Difference of Marasmus and Kwashiorkor
Kwashiorkor is a type of severe malnutrition characterized by extreme protein deficiency in the diet, causing symptoms such as swelling in the belly, face, hands and feet, and changes in skin and hair color. Check out more about Kwashiorkor.
Marasmus is a serious malnutrition caused by a diet low in total calories, and which does not cause swelling in the body or changes in the color of the skin and hair.
How to confirm the diagnosis
The diagnosis of marasmus must be made by a nutritionist, pediatrician or general practitioner initially through a physical examination, in which the person is weighed and height, skin folds and body circumferences are measured.
Furthermore, to rule out Kwashiorkor, the doctor also investigates the presence of edema, that is, if there is an accumulation of fluid in the abdomen, hands, face and feet.
In addition, the doctor also orders blood, fecal and urine tests to assess vitamin and mineral deficiencies, worm infections, protein and blood glucose levels or HIV.
Make an appointment with your nearest doctor to assess your risk of marasmus:
Possible causes
The main cause of marasmus is insufficient total caloric intake. Thus, some factors that may contribute to the emergence of this disease are:
- Food shortage;
- Anorexia;
- Diseases that cause malabsorption, such as short bowel syndrome, inflammatory bowel disease, celiac disease, pancreatic insufficiency, pancreatitis and chronic diarrhea;
- Insanity;
- Depression, which can cause loss of appetite;
- Early weaning, in the case of children.

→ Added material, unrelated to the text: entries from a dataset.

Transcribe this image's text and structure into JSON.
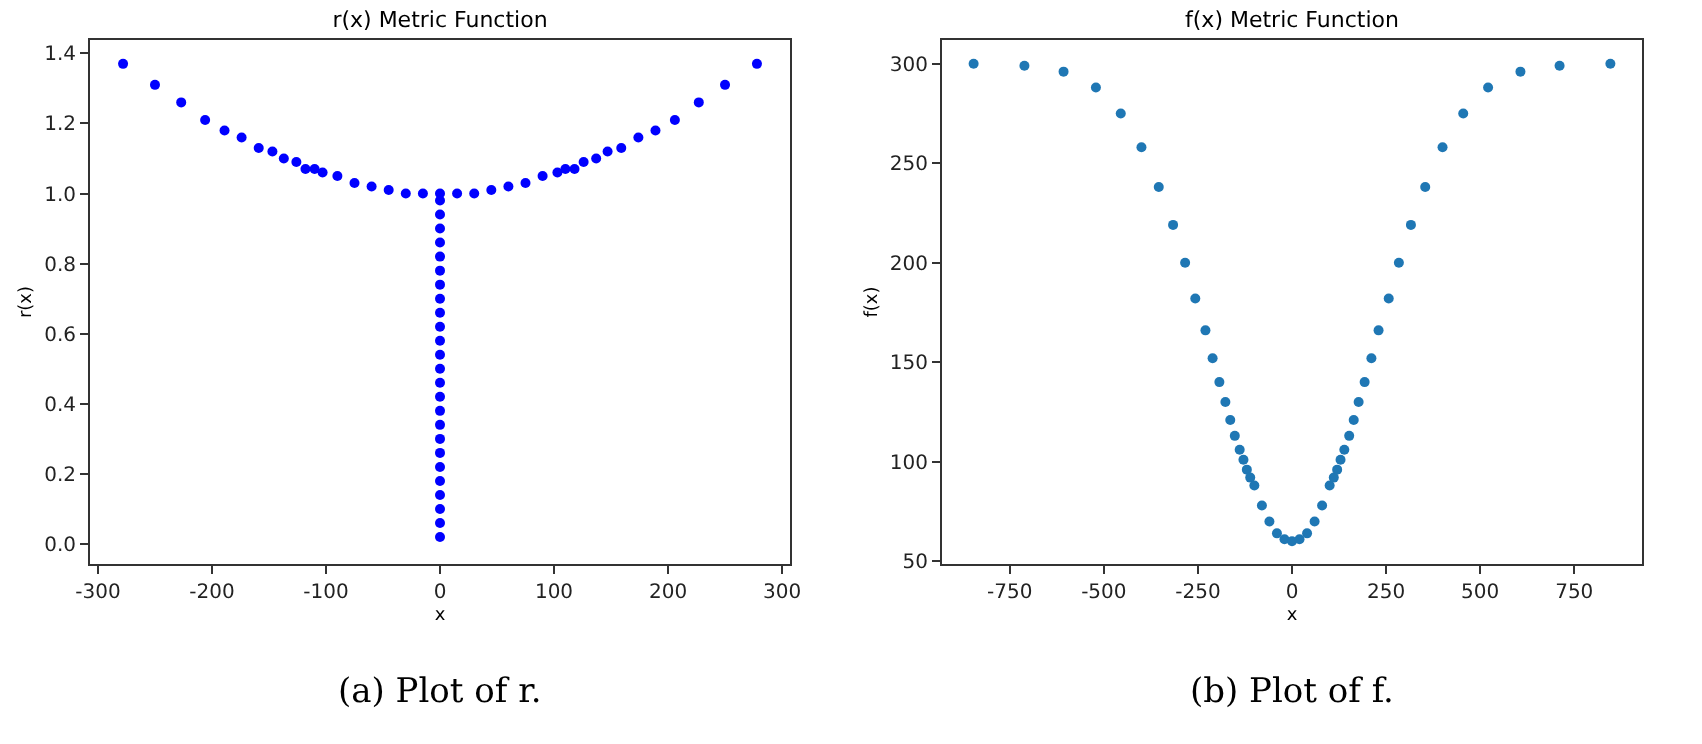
{
  "chart_data": [
    {
      "type": "scatter",
      "title": "r(x) Metric Function",
      "xlabel": "x",
      "ylabel": "r(x)",
      "annotations": [
        "(a) Plot of r."
      ],
      "marker": "circle",
      "grid": false,
      "xlim": [
        -307,
        307
      ],
      "xticks": [
        -300,
        -200,
        -100,
        0,
        100,
        200,
        300
      ],
      "ylim": [
        -0.057,
        1.438
      ],
      "yticks": [
        {
          "value": 0,
          "label": "0.0"
        },
        0.2,
        0.4,
        0.6,
        0.8,
        {
          "value": 1,
          "label": "1.0"
        },
        1.2,
        1.4
      ],
      "series": [
        {
          "color": "#0000ff",
          "x": [
            -278,
            -250,
            -227,
            -206,
            -189,
            -174,
            -159,
            -147,
            -137,
            -126,
            -118,
            -110,
            -103,
            -90,
            -75,
            -60,
            -45,
            -30,
            -15,
            0,
            15,
            30,
            45,
            60,
            75,
            90,
            103,
            110,
            118,
            126,
            137,
            147,
            159,
            174,
            189,
            206,
            227,
            250,
            278,
            0,
            0,
            0,
            0,
            0,
            0,
            0,
            0,
            0,
            0,
            0,
            0,
            0,
            0,
            0,
            0,
            0,
            0,
            0,
            0,
            0,
            0,
            0,
            0,
            0
          ],
          "values": [
            1.37,
            1.31,
            1.26,
            1.21,
            1.18,
            1.16,
            1.13,
            1.12,
            1.1,
            1.09,
            1.07,
            1.07,
            1.06,
            1.05,
            1.03,
            1.02,
            1.01,
            1.0,
            1.0,
            1.0,
            1.0,
            1.0,
            1.01,
            1.02,
            1.03,
            1.05,
            1.06,
            1.07,
            1.07,
            1.09,
            1.1,
            1.12,
            1.13,
            1.16,
            1.18,
            1.21,
            1.26,
            1.31,
            1.37,
            0.02,
            0.06,
            0.1,
            0.14,
            0.18,
            0.22,
            0.26,
            0.3,
            0.34,
            0.38,
            0.42,
            0.46,
            0.5,
            0.54,
            0.58,
            0.62,
            0.66,
            0.7,
            0.74,
            0.78,
            0.82,
            0.86,
            0.9,
            0.94,
            0.98
          ]
        }
      ]
    },
    {
      "type": "scatter",
      "title": "f(x) Metric Function",
      "xlabel": "x",
      "ylabel": "f(x)",
      "annotations": [
        "(b) Plot of f."
      ],
      "marker": "circle",
      "grid": false,
      "xlim": [
        -930,
        930
      ],
      "xticks": [
        -750,
        -500,
        -250,
        0,
        250,
        500,
        750
      ],
      "ylim": [
        48.6,
        311.9
      ],
      "yticks": [
        50,
        100,
        150,
        200,
        250,
        300
      ],
      "series": [
        {
          "color": "#1f77b4",
          "x": [
            -846,
            -711,
            -607,
            -521,
            -455,
            -400,
            -354,
            -316,
            -284,
            -257,
            -230,
            -211,
            -193,
            -177,
            -164,
            -152,
            -139,
            -129,
            -120,
            -111,
            -100,
            -80,
            -60,
            -40,
            -20,
            0,
            20,
            40,
            60,
            80,
            100,
            111,
            120,
            129,
            139,
            152,
            164,
            177,
            193,
            211,
            230,
            257,
            284,
            316,
            354,
            400,
            455,
            521,
            607,
            711,
            846
          ],
          "values": [
            300,
            299,
            296,
            288,
            275,
            258,
            238,
            219,
            200,
            182,
            166,
            152,
            140,
            130,
            121,
            113,
            106,
            101,
            96,
            92,
            88,
            78,
            70,
            64,
            61,
            60,
            61,
            64,
            70,
            78,
            88,
            92,
            96,
            101,
            106,
            113,
            121,
            130,
            140,
            152,
            166,
            182,
            200,
            219,
            238,
            258,
            275,
            288,
            296,
            299,
            300
          ]
        }
      ]
    }
  ]
}
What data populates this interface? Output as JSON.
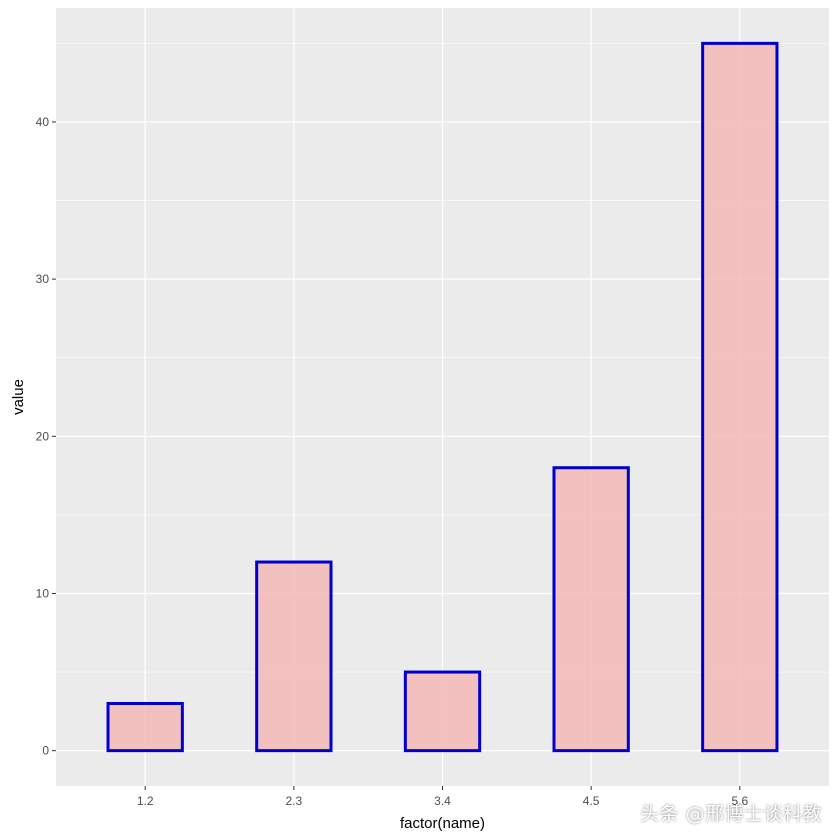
{
  "chart_data": {
    "type": "bar",
    "categories": [
      "1.2",
      "2.3",
      "3.4",
      "4.5",
      "5.6"
    ],
    "values": [
      3,
      12,
      5,
      18,
      45
    ],
    "title": "",
    "xlabel": "factor(name)",
    "ylabel": "value",
    "ylim": [
      -2.25,
      47.25
    ],
    "yticks": [
      0,
      10,
      20,
      30,
      40
    ],
    "grid": true,
    "legend": "none",
    "colors": {
      "panel_background": "#ebebeb",
      "grid_line": "#ffffff",
      "bar_fill": "#f4b6b6",
      "bar_outline": "#0000cd"
    }
  },
  "watermark": {
    "text": "头条 @邢博士谈科教"
  }
}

Furthermore, some aspects that contribute to the development of doldrums are poverty and food shortages, and neglect of the elderly.
How the treatment is carried out
Marasmus treatment must be carried out by a doctor and must be divided into 3 phases:
1. Stabilization
This phase of treatment should preferably be carried out in the hospital, lasts around 7 days and aims to increase hydration, avoid infections and hypothermia. Therefore, it is recommended to keep the person warm and use an isotonic solution, which must be administered into a vein. The use of antibiotics may also be indicated in cases of infection.
Feeding must be done using nutritional formulas, orally or using tubes, and calorie intake must be between 60% and 80% of the caloric need for age. Feeding should be done gradually to avoid refeeding syndrome, a complication that can cause arrhythmia and sudden death within a few days, after feeding people with severe malnutrition.
Additionally, supplements such as vitamin B1 and phosphate may also be indicated to prevent refeeding syndrome.
2. Nutritional rehabilitation
This phase lasts between 2 and 6 weeks, starting after the treatment of marasmus complications. Therefore, you can gradually increase the calories in your diet, which can vary from 70 to 140% of the nutritional needs for your age, including the use of nutritional formulas and gradually evolving towards the consumption of solid foods.
3. Monitoring and prevention
At this stage, the child is monitored periodically with the aim of preventing the resurgence of the disease. Thus, some recommendations include vaccination, breastfeeding, care during food preparation and the use of filtered or boiled water.
In addition, parents or caregivers should be instructed on how to recognize the signs of possible malnutrition, such as weight loss, diarrhea, tiredness and low body temperature. Learn about other symptoms of malnutrition.
Complications of marasmus
When marasmus is not properly identified and treated, there is a greater risk of complications such as infections, dehydration, electrolyte imbalance and heart failure. Furthermore, there is a risk of death due to the appearance of refeeding syndrome.